As value investor and author Howard Marks phrased it:

“Mechanical things can go in a straight line. Time moves ahead continuously. So can a machine when it’s adequately powered. But processes in fields like history and economics involve people, and when people are involved, the results are variable and cyclical.” 

Commodity markets are a case in point.   As Wells Fargo Head of Real Asset Strategy John LaForge phrased it in a recent white paper“[c]ommodities typically move together like a big family, through long boom (bull markets) and bust (bear markets) cycles.”

After a “brutal decade for commodities in the aftermath of the 2008 financial crisis,” in the wake of which “investors had all but abandoned the asset class in favor of equities,”, as Rick Mills writes for Ahead Of The Heard,  it appears that we find ourselves at the beginning of what experts call a commodity supercycle (defined by Bank of Canada as an “extended period during which commodity prices are well above their long run trend) – a phase predicted by analysts for several years.

Writes Bruno Venditti for Visual Capitalist:

“In recent years, commodity prices have reached a 50-year low relative to overall equity markets (S&P 500).
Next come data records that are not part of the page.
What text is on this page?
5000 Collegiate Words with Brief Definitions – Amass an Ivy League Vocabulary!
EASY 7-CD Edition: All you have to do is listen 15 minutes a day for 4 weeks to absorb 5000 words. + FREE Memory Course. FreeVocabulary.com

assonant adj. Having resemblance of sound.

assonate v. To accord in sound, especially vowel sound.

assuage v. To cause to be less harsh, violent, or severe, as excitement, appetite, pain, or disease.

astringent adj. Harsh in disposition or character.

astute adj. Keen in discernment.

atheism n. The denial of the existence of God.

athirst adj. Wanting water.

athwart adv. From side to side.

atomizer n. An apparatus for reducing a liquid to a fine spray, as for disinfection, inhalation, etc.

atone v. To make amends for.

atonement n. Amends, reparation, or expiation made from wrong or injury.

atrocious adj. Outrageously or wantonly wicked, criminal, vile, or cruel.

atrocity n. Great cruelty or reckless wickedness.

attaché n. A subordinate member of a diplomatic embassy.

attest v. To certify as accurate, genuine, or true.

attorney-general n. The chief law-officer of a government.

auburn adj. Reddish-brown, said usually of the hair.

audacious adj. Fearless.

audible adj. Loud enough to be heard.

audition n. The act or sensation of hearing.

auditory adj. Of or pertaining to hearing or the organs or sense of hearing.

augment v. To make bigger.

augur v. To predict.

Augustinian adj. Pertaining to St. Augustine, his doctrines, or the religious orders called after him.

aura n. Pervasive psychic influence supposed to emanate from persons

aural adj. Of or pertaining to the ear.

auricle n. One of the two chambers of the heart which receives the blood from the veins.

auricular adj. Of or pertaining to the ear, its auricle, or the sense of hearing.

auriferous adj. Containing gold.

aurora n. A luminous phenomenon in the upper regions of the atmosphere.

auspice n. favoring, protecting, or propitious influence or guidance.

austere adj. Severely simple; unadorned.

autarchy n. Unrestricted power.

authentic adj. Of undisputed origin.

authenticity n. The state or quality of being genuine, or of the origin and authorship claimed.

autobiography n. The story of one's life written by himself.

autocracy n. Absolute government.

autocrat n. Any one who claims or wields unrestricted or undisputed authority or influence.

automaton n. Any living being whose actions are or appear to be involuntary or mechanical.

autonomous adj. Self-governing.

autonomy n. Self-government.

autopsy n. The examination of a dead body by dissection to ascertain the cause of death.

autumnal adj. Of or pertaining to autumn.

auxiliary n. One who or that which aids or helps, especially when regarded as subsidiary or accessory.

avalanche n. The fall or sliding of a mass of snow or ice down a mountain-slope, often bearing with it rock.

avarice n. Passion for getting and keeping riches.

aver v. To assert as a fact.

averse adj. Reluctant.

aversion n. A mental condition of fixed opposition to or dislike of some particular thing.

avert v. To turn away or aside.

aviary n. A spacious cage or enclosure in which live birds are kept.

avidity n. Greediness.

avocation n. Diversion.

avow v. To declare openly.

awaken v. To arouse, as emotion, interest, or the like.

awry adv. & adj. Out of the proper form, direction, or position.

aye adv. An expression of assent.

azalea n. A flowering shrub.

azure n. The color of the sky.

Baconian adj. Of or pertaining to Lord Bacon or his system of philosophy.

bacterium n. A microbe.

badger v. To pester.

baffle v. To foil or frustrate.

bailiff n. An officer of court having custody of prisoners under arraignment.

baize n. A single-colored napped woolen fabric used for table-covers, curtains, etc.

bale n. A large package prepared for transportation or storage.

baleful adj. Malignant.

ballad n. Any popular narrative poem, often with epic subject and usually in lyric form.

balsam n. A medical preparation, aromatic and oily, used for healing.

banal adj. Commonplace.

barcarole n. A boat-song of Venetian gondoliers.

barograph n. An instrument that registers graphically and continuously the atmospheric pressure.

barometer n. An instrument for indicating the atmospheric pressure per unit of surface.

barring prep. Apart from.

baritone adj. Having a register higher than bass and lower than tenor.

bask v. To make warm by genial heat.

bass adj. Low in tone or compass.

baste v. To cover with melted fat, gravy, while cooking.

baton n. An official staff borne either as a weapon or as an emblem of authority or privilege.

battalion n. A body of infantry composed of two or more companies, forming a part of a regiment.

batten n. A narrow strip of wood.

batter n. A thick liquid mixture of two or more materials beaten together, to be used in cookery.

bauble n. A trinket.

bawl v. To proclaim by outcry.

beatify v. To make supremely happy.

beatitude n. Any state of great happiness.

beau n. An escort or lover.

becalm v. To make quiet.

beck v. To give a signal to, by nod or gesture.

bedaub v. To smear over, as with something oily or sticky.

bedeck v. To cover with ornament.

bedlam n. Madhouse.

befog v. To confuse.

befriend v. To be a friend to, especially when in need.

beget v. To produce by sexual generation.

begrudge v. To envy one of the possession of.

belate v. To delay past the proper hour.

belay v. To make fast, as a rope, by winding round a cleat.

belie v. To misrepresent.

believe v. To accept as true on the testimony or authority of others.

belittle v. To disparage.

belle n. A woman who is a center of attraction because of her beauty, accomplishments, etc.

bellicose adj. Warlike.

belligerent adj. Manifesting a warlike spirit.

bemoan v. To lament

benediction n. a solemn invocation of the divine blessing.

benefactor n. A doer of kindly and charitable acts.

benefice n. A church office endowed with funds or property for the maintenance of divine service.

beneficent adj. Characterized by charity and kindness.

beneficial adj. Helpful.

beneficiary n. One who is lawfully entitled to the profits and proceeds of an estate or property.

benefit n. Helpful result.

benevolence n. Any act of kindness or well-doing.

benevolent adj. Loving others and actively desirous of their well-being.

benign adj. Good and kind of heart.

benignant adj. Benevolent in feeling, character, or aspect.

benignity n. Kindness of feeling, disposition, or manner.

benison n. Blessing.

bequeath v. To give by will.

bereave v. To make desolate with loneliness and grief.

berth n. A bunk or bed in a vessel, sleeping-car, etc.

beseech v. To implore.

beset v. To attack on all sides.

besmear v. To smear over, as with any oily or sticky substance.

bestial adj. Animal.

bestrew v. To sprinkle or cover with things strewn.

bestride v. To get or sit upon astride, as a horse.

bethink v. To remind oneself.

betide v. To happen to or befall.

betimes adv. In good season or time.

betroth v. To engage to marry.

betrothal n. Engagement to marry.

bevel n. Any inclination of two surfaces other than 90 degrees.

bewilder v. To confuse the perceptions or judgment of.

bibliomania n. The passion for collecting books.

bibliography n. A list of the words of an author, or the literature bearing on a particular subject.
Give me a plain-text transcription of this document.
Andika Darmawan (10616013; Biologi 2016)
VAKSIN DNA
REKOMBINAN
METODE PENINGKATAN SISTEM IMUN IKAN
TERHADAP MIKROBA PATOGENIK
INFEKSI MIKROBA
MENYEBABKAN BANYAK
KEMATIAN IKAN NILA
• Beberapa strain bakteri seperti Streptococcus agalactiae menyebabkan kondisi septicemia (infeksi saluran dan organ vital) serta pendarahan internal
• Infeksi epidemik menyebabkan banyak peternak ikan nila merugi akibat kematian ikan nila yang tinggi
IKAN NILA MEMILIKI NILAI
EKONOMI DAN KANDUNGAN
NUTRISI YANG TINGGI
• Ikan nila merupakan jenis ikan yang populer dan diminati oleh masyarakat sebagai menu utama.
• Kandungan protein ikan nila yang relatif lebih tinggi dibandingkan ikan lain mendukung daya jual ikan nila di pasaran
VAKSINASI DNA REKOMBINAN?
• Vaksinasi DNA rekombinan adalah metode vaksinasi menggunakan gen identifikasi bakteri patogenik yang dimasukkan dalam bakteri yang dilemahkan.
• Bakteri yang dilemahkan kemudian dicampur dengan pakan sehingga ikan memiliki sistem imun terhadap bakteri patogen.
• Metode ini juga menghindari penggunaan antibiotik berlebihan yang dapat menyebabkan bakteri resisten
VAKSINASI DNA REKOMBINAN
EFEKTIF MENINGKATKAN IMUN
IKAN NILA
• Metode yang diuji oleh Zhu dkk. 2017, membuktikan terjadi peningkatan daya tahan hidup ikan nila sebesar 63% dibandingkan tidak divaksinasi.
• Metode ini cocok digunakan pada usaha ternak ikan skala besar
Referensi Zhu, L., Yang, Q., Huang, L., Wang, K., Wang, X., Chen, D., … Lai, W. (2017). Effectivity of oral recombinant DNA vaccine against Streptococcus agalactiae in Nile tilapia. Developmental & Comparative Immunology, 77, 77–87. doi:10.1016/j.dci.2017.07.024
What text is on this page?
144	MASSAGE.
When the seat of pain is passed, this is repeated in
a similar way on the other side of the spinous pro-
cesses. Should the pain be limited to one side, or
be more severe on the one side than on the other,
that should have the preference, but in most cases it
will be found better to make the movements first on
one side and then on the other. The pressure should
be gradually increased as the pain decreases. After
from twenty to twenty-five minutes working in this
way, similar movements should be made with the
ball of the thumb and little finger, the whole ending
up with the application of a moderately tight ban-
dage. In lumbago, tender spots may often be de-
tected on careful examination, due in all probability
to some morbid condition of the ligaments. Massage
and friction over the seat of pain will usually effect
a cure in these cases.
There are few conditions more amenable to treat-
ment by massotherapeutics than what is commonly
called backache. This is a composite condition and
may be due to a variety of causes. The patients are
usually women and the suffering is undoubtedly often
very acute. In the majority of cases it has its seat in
Historically, lows in the ratio of commodities to equities have corresponded with the beginning of new commodity supercycles.”

Not surprisingly, Visual Capitalist has put together a handy chart and provides some useful context:

Image 5-9-23 at 10.40 AM

Wells Fargo’s LaForge believes that we have already entered a new commodity supercycle that started in 2020, and with these cycles typically lasting a decade or longer, we are merely in the “third inning.”

However, while, as Mills points out, “all supercycles have three indicators in common – a surge in supply, a surge in demand, and a surge in price” – this new commodity supercycle could “look a bit different from the previous ones for one simple reason – an increased focus on climate change.”

As JP Morgan writes“climate change policies may lead to the largest peacetime redeployment of investment and capital,” with demand for critical minerals, especially the battery criticals lithium, graphite, nickel, cobalt and manganese, as well as others underpinning the green energy shift like copper and the rare earths surging to unprecedented heights.

Analysts for metals retailer and commodities media organization KITCO believe that “while overall market conditions in critical metals remain volatile, the long-term fundamental drivers are strong.”

They add:

“Governments and corporations continue to ramp up large-scale investments in critical metals like lithium, uranium, copper and nickel, with the goal of onshoring the primary components of energy transition infrastructure and securing a resilient and sustainable supply chain. This considerable task — the reversal of the movement over the past three decades to increase globalization and offshoring to low-cost producers and supply sources — is in its early stages today. But despite its nascency, this powerful trend will have considerable consequences for commodities, capital markets and inflation.”

Bumps are to be expected, but the trajectory for now, is expected to be a longer upward trend.

How do U.S. and our allies’ mineral resource stakeholders in the United States fit into this supercycle?

Mills does not mince words:

“Here in the West, it isn’t only that we have failed to maintain mining and oil investments. We have also put roadblocks in the way of mining, such as the lengthy permitting process in North America. In Canada we’ve let interest groups hostile to corporations dictate resource policy.

We haven’t built the necessary infrastructure, either. (…)

All of these factors are limits to growth.”

He does see a silver lining, however, in the fact that “North Americans are finally starting to realize that to have security of supply, we need to develop our own mineral deposits.”

He concludes:

“The first step is recognizing that we have these metals, we do not need to purchase them from China, the DRC, Russia or any other foreign producer, we can mine and refine them right here.

Next is upping our exploration game — and nobody is better at it than Canadian junior resource companies — so that we can find and develop the deposits that will become the world’s next mines.”